For closer ASEAN-American relations, thank China

The Economist The Economist

Why the summit? Businesswise, ASEAN matters to America. Taken together, which increasingly it wants to be, its members would be the world’s seventh-biggest economy. American foreign investment in ASEAN was $226 billion in 2014, more than in China, South Korea and Japan combined. South-East Asia is young and economically vibrant.

Second, democracy in South-East Asia needs the kind of boost Mr Obama’s attentions will provide. Myanmar’s extraordinary democratic transition remains fragile. In Thailand politics has lurched backwards since Prayuth Chan-ocha’s coup of May 2014 suspended democracy. This irks America, Thailand’s chief ally. As the annual Cobra Gold military exercises, involving Thailand, America and 25 other countries, began this week, the American ambassador in Bangkok called for a return to elected government. Meanwhile, in Malaysia the money scandals and racial politics of the prime minister, Najib Razak, are undermining democratic institutions. A little lecturing by Mr Obama behind closed doors would not hurt.
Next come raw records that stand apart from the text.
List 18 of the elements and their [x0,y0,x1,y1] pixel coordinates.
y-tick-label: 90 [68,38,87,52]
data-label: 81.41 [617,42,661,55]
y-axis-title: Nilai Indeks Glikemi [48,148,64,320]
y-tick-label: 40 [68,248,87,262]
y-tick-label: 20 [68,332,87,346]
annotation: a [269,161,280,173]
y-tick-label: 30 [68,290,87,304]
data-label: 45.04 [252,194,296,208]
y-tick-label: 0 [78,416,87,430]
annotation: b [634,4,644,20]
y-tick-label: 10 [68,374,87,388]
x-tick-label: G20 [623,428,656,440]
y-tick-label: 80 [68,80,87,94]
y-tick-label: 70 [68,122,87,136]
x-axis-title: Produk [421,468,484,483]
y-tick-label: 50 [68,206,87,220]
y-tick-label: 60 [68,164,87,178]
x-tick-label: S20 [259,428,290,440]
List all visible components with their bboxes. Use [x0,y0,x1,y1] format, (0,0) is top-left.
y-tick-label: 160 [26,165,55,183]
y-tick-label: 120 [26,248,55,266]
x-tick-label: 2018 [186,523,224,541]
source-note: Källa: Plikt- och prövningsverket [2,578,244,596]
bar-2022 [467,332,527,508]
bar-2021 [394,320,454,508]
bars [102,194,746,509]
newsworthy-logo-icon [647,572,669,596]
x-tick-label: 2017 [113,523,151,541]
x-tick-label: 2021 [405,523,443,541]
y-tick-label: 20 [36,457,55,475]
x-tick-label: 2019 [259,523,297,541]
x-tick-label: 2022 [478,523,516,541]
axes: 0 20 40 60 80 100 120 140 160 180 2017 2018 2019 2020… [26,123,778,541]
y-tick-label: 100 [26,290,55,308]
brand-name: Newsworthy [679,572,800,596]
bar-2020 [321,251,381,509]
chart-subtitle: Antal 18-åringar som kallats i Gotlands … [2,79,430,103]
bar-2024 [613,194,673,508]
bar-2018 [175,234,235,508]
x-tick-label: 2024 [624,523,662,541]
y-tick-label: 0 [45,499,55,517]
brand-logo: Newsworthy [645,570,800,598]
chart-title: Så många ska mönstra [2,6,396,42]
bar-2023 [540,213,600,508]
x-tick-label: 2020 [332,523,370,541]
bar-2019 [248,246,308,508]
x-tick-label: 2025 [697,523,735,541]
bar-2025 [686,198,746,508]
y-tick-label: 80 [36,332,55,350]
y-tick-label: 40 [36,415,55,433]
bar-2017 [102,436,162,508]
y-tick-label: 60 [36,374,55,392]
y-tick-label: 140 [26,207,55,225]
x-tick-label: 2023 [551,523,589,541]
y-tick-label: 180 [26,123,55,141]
But, above all, American officials boast that the gathering underlines the success of Mr Obama’s “pivot” or “rebalancing” towards Asia. That is disingenuous, given the scant material evidence of a pivot. Certainly, Mr Obama has attended to South-East Asia more than his predecessors did. No president has made more trips to the region, with unprecedented visits to Cambodia and Myanmar and, later this year, to Laos and perhaps Vietnam, once America’s nemesis. Mr Obama has also appointed America’s first ambassador to ASEAN and has regularly attended ASEAN leaders’ meetings. And having spent four happy childhood years in Jakarta, Indonesia’s capital, he has a personal link with the region that is shared by no previous president.

Yet leaders are coming to Sunnylands less because of Mr Obama’s engagement than because of China and its recent assertiveness. China’s once-vaunted “smile diplomacy” in the region has seemed to turn to scowl. Its expansive claims in the South China Sea have greatly strained relations with neighbours with overlapping claims. In 2014 China dragged an oil rig into Vietnam’s territorial waters, provoking confrontations at sea and violent anti-Chinese protests on land. Chinese aggression towards the Philippines in disputed waters near the Spratly Islands emboldened the government of Benigno Aquino to ask an international tribunal in The Hague to adjudicate on the nature of China’s South China Sea claims, which are as legally vague as they are grabby. Meanwhile, ASEAN members have boosted naval co-operation and defence ties with America, Australia, Japan and India. There is even talk of tensions driving a naval arms race.

Some now divine a softening on China’s part. Perhaps it sees the public-relations damage. Perhaps it remembers how, in 2010-11, Myanmar plopped out of China’s orbit and into the West’s. At any rate, some of the smiles are being turned back on. Under its “one belt, one road” initiative of building globe-girdling trade links, China is promising to invest in ports and railways across South-East Asia, assisted by another Chinese-led venture, the new Asian Infrastructure Investment Bank. (Besides the diplomatic payoff, this is intended to provide an outlet for goods from half-idle Chinese factories.) China has always welcomed South-East Asian autocrats such as Mr Prayuth and Hun Sen of Cambodia. Now even democrats with Nobel peace prizes are going to Beijing. Last year President Xi Jinping received Myanmar’s Aung San Suu Kyi, who had long been shunned.

American policymakers sneer that, with its chequebook diplomacy, China is crudely attempting to buy influence across the region. Perhaps that is true. But if so, it hints that China understands the damage its sabre-rattling has done and is trying to make amends. ASEAN members no doubt appreciate its largesse. However, they remain suspicious of its intentions. So they turn to America as a counterweight to Chinese influence. Much like a Yorkshire Terrier sharing its bed with a Great Dane, small countries bordering big ones tend to be nervous: even if the big dog is inclined to be good-natured, it could still roll over and crush the Yorkie. Just ask Canada or Mexico.

Hedges make good neighbours

So the Sunnylands summit cannot have pleased China—especially since it was there that Mr Obama welcomed Mr Xi for a groundbreaking love-in in 2013. South-East Asian diplomats crow that the choice of place shows that America considers ASEAN to be just as important as China. Yet the meeting between the two presidents was an introduction. This one will be more like a valediction. At least five of the 11 leaders gathering in California, including Mr Obama, are on their way out of office. And among those who will remain, Mr Prayuth and Mr Hun Sen preside over dangerously fragile polities.

The summit is unlikely to yield much more than the promise of future summits. But for ASEAN, obsessed with process more than with destinations, that may be just fine, with America remaining a hedge against China. If China really wants the region more firmly in its orbit, it will have to do a better job of speaking softly and concealing the stick.